[Gluster3.2@Grid5000] 128 nodes failure and rr scheduler question

tcp at gluster.com (Pavan T C) · Mon, 13 Jun 2011 10:07:26 +0530

On Sunday 12 June 2011 07:00 PM, Fran?ois Thiebolt wrote:
> Hello,
>
> To make things clear, what I've done is :
> - deploying GlusterFS on 2, 4, 8, 16, 32, 64, 128 nodes
> - running a variant of the MAB benchmark (it's all about compilation of openssl-1.0.0) on 2, 4, 8, 16, 32, 64, 128 nodes
> - I used 'pdsh -f 512' to start MAB on all nodes at the same time
> - on each experiment on each node, I ran MAB  in a dedicated directory within the glusterfs global namespace (e.g. nodeA used<gluster global namespace>/nodeA/<mab files>) to avoid a metadata storm on the parent directory inode
> - between each experiment, I destroy and redeploy a complete new GlusterFS setup (and I also destroy everything within each brick i.e the exported storage dir)
>
> I then compare the average compilation time vs the number of nodes ... and it increases due to the round robin scheduler that dispatches files on all the bricks
> 2 : Phase_V(s)avg   249.9332121175
> 4 : Phase_V(s)avg   262.808117374
> 8 : Phase_V(s)avg   293.572061537875
> 16 : Phase_V(s)avg   351.436554833375
> 32 : Phase_V(s)avg   546.503069517844
> 64 : Phase_V(s)avg   1010.61019479478
> (phase V is related to the compilation itself, previous phases are about metadata ops)
> You can also try to compile a linux kernel on your own, this is pretty much the same thing.

Thanks much for your detailed description.
Is phase_V the only phase where you are seeing reduced performance?

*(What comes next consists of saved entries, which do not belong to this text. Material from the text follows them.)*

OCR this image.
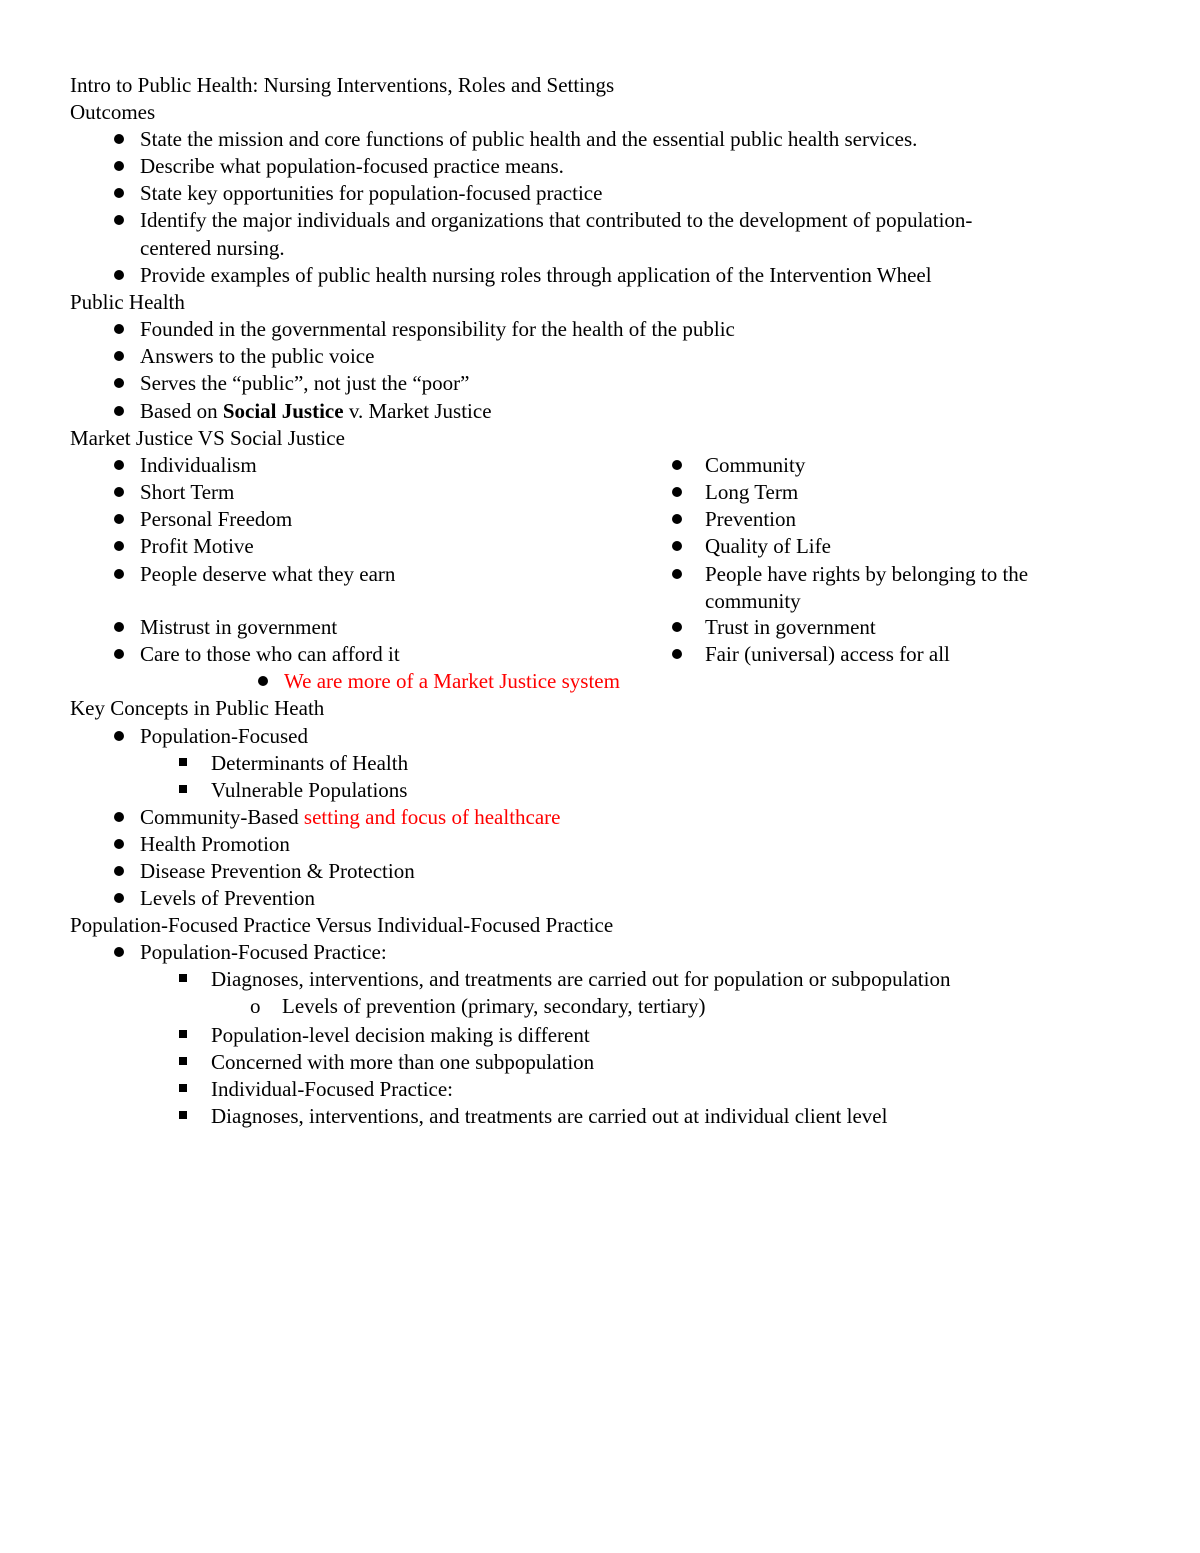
Intro to Public Health: Nursing Interventions, Roles and Settings
Outcomes
State the mission and core functions of public health and the essential public health services.
Describe what population-focused practice means.
State key opportunities for population-focused practice
Identify the major individuals and organizations that contributed to the development of population-
centered nursing.
Provide examples of public health nursing roles through application of the Intervention Wheel
Public Health
Founded in the governmental responsibility for the health of the public
Answers to the public voice
Serves the “public”, not just the “poor”
Based on Social Justice v. Market Justice
Market Justice VS Social Justice
Individualism
Short Term
Personal Freedom
Profit Motive
People deserve what they earn
Mistrust in government
Care to those who can afford it
Community
Long Term
Prevention
Quality of Life
People have rights by belonging to the
community
Trust in government
Fair (universal) access for all
We are more of a Market Justice system
Key Concepts in Public Heath
Population-Focused
Determinants of Health
Vulnerable Populations
Community-Based setting and focus of healthcare
Health Promotion
Disease Prevention & Protection
Levels of Prevention
Population-Focused Practice Versus Individual-Focused Practice
Population-Focused Practice:
Diagnoses, interventions, and treatments are carried out for population or subpopulation
o Levels of prevention (primary, secondary, tertiary)
Population-level decision making is different
Concerned with more than one subpopulation
Individual-Focused Practice:
Diagnoses, interventions, and treatments are carried out at individual client level
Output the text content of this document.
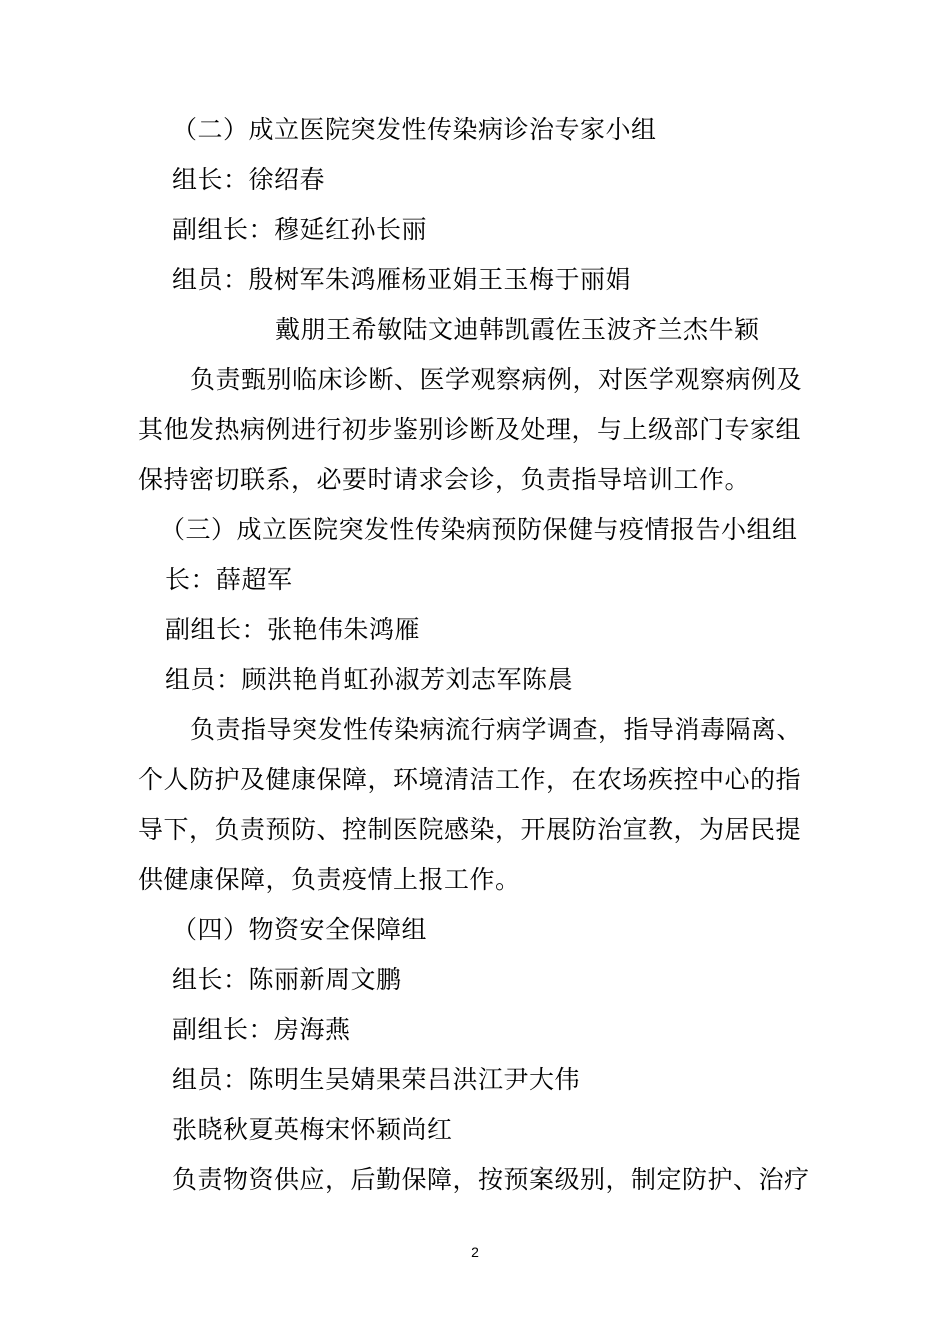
（二）成立医院突发性传染病诊治专家小组
组长：徐绍春
副组长：穆延红孙长丽
组员：殷树军朱鸿雁杨亚娟王玉梅于丽娟
戴朋王希敏陆文迪韩凯霞佐玉波齐兰杰牛颖
负责甄别临床诊断、医学观察病例，对医学观察病例及
其他发热病例进行初步鉴别诊断及处理，与上级部门专家组
保持密切联系，必要时请求会诊，负责指导培训工作。
（三）成立医院突发性传染病预防保健与疫情报告小组组
长：薛超军
副组长：张艳伟朱鸿雁
组员：顾洪艳肖虹孙淑芳刘志军陈晨
负责指导突发性传染病流行病学调查，指导消毒隔离、
个人防护及健康保障，环境清洁工作，在农场疾控中心的指
导下，负责预防、控制医院感染，开展防治宣教，为居民提
供健康保障，负责疫情上报工作。
（四）物资安全保障组
组长：陈丽新周文鹏
副组长：房海燕
组员：陈明生吴婧果荣吕洪江尹大伟
张晓秋夏英梅宋怀颖尚红
负责物资供应，后勤保障，按预案级别，制定防护、治疗
2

With regards to your problem, since you are using the bricks also as 
clients, you have a NUMA kind of scenario. In the case of two bricks 
(and hence two client), during compilation, ~50% of the files will be 
available locally for the client for which the latencies will be 
minimal, and the other 50% with suffer additional latencies. As you 
increase the number of nodes, this asymmetry is seen for more number of 
files.
So, the problem is not really the introduction of more servers, but the 
degree of asymmetry your application is seeing. Your numbers for 2 nodes 
might not be a good indicator of the average performance. Try the same 
experiment by separating the clients and the servers. If you still see 
reverse-linear performance with increased bricks/clients, we can 
investigate further.

Pavan

>
> Now regarding the GlusterFS setup : yes, you're right, there is no replication so this is a simple stripping (on a file basis) setup
> Each time, I create a glusterfs volume featuring one brick, then i add bricks (one by one) till I reach the number of nodes ... and after that, I start the volume.
> Now regarding the 128bricks case, this is when I start the volume that I get a random error telling me that<brickX>  does not respond, and this changes every time I retry to start the volume.
> So far, I didn't tested with a number of nodes between 64 and 128
>
> Fran?ois
>
> On Friday, June 10, 2011 16:38 CEST, Pavan T C<tcp at gluster.com>  wrote:
>
>> On Wednesday 08 June 2011 06:10 PM, Francois THIEBOLT wrote:
>>> Hello,
>>>
>>> I'm driving some experiments on grid'5000 with GlusterFS 3.2 and, as a
>>> first point, i've been unable to start a volume featuring 128bricks (64 ok)
>>>
>>> Then, due to the round-robin scheduler, as the number of nodes increase
>>> (every node is also a brick), the performance of an application on an
>>> individual node decrease!
>>
>> I would like to understand what you mean by "increase of nodes". You
>> have 64 bricks and each brick also acts as a client. So, where is the
>> increase in the number of nodes? Are you referring to the mounts that
>> you are doing?
>>
>> What is your gluster configuration - I mean, is it a distribute only, or
>> is it a distributed-replicate setup? [From your command sequence, it
>> should be a pure distribute, but I just want to be sure].
>>
>> What is your application like? Is it mostly I/O intensive? It will help
>> if you provide a brief description of typical operations done by your
>> application.
>>
>> How are you measuring the performance? What parameter determines that
>> you are experiencing a decrease in performance with increase in the
>> number of nodes?
>>
>> Pavan
>>
>>> So my question is : how to STOP the round-robin distribution of files
>>> over the bricks within a volume ?
>>>
>>> *** Setup ***
>>> - i'm using glusterfs3.2 from source
>>> - every node is both a client node and a brick (storage)
>>> Commands :
>>> - gluster peer probe<each of the 128nodes>
>>> - gluster volume create myVolume transport tcp<128 bricks:/storage>
>>> - gluster volume start myVolume (fails with 128 bricks!)
>>> - mount -t glusterfs ...... on all nodes
>>>
>>> Feel free to tell me how to improve things
>>>
>>> Fran?ois
>>>
>>
>
>
>
>